Les projets de l’atelier s’y exposent selon différentes thématiques : l’architecture militaire, l’archéologie, la préfabrication, le rapport entre les matériaux et les lieux… Elle se conclue par des interventions menées sur deux territoires : le bassin minier du nord de la France, avec notamment la Cité des Électriciens, et le cap d’Antibes, avec le Port Vauban. Ces projets illustrent qu’un processus créatif opère de la même manière que l’on soit au Nord ou au Sud, suivant un processus d’itération, d’enquête, de recherche d’éléments qui nourrissent le projet et le font se développer.

Comment cet abord patrimonial vous conduit-il à traiter les menuiseries ?

P. P. : « Bien souvent, les siècles passés nous ont légué des ouvrages de menuiseries remarquables. Je pense à l’hôtel Richer de Belleval, à Montpellier, dont certaines menuiseries remontaient au XVIIe siècle. Nous avons eu la chance de pouvoir les conserver, les démonter, les remonter, les compléter, et remplacer par des menuiseries neuves celles qui ne présentaient pas de qualité historique. Les menuiseries sont souvent les premiers ouvrages à partir à la benne, pour des raisons de normes thermiques, alors qu’elles témoignent d’une excellence certaine et qu’on a parfois la possibilité de les conserver en leur associant, par exemple, une deuxième menuiserie.
Dans les projets contemporains, on demande aux menuiseries d’avoir réponse à tout : la thermique, les ultraviolets, l’acoustique, le free cooling… C’est devenu un ouvrage extrêmement technique qui doit répondre à une multiplicité de critères ; un ouvrage passionnant, dont je crains que le niveau de performances exigé fasse qu’on est très loin du durable, au sens où ce niveau d’excellence interdirait de pouvoir la faire évoluer dans le futur comme il m’est arrivé de pouvoir faire évoluer des menuiseries anciennes.
Comment imaginer des menuiseries qui atteignent des niveaux de performances exceptionnelles mais que l’on pourrait réparer, reprendre, faire évoluer ? Comment fait-on pour que ce produit industriel puisse se transformer, être réparé ? C’est pour moi LA question d’avenir pour les fabricants de menuiserie.

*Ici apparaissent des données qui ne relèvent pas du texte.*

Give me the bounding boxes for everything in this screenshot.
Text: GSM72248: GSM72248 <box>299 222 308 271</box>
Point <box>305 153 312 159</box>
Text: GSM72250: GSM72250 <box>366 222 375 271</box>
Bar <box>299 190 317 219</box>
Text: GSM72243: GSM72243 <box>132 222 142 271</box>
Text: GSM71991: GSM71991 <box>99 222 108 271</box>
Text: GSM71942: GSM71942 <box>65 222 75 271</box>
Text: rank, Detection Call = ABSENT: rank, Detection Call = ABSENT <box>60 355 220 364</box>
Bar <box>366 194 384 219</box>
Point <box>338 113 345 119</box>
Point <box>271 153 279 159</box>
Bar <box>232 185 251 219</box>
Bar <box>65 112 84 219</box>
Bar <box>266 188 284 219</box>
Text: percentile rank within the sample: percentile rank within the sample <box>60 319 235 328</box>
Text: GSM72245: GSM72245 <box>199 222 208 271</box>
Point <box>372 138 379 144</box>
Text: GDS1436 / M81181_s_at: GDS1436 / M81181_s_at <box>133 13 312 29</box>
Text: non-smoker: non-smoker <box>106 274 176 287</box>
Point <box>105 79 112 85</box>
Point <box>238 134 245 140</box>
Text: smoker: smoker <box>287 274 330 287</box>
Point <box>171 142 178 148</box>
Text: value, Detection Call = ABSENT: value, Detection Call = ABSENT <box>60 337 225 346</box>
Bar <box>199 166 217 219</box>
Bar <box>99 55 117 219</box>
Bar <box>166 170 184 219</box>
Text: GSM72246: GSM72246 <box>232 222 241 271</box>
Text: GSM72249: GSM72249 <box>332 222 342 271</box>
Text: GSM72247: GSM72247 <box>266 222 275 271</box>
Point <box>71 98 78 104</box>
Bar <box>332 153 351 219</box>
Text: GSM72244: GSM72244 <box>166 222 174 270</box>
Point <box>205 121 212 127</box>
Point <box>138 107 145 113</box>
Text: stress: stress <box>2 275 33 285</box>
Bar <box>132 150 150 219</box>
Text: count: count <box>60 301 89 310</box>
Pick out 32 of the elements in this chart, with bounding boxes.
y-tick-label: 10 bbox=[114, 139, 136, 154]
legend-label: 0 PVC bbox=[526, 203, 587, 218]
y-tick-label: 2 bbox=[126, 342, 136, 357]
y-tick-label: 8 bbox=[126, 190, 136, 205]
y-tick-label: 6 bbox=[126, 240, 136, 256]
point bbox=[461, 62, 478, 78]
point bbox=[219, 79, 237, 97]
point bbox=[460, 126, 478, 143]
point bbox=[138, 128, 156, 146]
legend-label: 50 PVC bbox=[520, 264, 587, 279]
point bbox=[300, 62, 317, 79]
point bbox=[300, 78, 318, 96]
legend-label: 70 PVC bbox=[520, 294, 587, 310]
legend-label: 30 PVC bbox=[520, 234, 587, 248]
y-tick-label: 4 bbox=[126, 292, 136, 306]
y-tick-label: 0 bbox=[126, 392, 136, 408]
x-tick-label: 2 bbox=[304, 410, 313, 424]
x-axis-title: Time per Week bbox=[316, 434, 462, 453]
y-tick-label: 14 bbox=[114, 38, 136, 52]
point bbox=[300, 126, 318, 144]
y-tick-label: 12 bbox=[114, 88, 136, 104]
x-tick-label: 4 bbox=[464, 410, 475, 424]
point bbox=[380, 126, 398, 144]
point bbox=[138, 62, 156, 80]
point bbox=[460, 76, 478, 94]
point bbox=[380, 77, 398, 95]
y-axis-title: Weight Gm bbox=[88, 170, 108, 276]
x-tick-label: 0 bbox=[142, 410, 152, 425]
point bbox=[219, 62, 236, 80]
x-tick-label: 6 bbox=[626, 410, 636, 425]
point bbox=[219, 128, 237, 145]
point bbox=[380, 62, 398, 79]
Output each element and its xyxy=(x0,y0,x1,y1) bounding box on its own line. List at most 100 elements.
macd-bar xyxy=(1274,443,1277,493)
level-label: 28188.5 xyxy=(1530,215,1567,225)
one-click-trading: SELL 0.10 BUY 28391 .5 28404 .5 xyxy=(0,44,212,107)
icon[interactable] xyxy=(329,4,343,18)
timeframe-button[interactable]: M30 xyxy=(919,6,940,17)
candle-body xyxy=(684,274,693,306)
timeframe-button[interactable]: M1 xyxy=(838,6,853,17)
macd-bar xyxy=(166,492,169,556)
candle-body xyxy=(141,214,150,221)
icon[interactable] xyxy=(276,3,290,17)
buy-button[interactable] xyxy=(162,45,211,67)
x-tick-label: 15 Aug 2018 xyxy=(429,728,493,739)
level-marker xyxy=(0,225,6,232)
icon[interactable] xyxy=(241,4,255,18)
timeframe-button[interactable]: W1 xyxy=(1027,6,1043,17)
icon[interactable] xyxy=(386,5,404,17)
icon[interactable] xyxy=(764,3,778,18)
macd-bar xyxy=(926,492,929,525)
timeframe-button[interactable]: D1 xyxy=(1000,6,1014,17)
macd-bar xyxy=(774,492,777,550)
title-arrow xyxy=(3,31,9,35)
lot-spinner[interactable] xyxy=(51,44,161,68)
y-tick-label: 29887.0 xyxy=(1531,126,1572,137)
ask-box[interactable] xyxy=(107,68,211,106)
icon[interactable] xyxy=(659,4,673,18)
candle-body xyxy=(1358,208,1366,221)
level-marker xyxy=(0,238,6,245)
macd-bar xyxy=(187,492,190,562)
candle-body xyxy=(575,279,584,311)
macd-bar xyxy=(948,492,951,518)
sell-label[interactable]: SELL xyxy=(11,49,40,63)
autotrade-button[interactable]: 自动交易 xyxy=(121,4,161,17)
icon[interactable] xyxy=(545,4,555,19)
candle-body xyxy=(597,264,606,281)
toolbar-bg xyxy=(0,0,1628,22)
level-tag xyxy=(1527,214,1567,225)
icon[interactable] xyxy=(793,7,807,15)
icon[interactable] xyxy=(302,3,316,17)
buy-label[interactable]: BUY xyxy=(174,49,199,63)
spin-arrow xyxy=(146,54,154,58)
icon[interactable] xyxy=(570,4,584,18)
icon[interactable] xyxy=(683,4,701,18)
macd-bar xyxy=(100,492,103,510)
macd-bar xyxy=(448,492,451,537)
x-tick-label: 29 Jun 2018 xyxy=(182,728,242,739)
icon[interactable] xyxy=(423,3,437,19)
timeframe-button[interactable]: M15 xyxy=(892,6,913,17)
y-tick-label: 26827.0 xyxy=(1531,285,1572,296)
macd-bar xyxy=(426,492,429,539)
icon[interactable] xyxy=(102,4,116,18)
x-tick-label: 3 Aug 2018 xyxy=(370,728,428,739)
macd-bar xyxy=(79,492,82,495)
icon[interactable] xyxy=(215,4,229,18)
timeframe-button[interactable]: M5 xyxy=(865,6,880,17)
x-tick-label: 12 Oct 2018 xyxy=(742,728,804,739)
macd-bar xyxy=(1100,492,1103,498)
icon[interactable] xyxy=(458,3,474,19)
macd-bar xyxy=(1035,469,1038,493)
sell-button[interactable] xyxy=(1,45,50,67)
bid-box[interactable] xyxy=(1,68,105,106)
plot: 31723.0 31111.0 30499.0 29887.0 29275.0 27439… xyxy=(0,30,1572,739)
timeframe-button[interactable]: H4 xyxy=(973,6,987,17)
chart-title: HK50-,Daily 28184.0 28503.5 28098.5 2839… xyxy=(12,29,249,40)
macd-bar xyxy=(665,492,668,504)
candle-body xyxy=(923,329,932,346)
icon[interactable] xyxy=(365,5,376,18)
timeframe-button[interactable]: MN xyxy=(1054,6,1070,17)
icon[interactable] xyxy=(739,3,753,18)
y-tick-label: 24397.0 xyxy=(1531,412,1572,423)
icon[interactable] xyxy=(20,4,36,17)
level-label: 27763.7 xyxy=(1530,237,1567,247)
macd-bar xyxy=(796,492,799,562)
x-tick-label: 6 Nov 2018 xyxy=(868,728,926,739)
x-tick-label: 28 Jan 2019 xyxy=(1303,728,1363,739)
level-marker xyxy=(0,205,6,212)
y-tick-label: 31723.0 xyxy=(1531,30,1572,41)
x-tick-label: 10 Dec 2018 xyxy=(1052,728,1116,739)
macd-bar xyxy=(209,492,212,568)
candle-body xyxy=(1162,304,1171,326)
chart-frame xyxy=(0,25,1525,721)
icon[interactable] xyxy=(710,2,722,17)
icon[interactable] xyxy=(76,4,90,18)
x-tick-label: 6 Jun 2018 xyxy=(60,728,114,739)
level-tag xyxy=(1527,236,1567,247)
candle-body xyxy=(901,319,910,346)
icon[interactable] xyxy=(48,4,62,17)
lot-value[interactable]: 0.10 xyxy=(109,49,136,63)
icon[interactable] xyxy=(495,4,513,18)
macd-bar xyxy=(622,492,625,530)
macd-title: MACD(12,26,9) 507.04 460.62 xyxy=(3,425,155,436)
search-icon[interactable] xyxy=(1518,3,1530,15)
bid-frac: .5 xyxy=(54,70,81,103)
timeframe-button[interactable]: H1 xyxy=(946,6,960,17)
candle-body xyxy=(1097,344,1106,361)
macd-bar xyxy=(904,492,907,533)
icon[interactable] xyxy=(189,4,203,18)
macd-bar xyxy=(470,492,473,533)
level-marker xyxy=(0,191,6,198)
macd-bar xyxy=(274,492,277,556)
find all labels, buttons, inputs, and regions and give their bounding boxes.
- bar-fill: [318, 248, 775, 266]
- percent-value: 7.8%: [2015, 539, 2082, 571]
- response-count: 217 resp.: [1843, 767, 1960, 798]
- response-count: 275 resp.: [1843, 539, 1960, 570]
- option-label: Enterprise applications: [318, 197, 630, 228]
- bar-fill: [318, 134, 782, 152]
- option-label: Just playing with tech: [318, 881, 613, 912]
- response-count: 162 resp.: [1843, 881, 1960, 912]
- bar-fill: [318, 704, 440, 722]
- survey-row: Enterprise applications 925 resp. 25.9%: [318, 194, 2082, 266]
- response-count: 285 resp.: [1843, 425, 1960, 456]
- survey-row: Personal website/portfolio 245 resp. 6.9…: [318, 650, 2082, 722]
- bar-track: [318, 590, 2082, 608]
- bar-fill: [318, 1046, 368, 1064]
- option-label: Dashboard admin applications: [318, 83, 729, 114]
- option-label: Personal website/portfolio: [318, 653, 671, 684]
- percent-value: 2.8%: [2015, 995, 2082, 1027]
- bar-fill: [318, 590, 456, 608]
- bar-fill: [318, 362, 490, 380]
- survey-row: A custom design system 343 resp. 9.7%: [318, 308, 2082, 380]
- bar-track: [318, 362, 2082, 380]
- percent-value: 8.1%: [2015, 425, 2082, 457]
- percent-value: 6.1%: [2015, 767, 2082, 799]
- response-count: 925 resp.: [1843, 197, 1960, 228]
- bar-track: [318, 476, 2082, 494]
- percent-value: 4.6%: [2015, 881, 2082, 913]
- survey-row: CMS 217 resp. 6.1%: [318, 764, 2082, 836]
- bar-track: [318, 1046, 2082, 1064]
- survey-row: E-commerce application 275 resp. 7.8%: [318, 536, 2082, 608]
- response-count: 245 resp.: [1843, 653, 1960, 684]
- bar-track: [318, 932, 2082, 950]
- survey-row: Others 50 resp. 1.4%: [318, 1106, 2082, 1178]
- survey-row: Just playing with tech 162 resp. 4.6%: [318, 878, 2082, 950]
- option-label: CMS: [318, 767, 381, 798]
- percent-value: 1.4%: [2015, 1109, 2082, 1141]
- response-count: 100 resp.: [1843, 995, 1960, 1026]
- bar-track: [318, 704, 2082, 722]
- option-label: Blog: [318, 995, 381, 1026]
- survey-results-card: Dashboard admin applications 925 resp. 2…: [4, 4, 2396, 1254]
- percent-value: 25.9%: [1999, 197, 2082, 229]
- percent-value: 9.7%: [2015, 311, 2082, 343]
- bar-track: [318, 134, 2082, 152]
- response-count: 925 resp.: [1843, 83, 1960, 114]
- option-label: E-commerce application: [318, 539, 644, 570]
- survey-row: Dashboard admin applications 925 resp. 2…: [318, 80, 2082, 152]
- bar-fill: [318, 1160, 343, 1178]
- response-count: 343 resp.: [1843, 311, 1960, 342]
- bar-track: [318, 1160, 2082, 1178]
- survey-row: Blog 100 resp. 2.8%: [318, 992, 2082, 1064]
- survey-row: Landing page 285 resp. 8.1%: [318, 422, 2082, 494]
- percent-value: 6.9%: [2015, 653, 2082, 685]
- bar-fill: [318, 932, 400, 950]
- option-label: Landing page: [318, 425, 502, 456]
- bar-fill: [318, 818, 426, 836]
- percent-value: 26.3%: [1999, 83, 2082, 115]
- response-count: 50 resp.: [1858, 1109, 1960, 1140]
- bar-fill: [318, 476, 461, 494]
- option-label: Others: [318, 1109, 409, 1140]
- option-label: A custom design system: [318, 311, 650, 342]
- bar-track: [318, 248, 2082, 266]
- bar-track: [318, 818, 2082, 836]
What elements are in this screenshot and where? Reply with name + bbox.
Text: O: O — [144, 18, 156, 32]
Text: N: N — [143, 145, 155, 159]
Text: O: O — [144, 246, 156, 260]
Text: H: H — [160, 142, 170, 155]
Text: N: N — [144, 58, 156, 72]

* La Mémoire vive. Philippe Prost, architecte. L’exposition : jusqu’au 23 mars 2025. Cité de l’architecture et du patrimoine, place du Trocadéro, Paris 16e. Le livre : Francis Rambert (dir) ; Rubén Ángel Arias Rueda, Jean-Philippe Hugron, Francis Rambert, Raphaëlle Saint-Pierre, William Van Andringa ; direction artistique, Aitor Ortiz, photographe. Coédition Cité de l’architecture et du patrimoine/Norma, Paris, octobre 2024.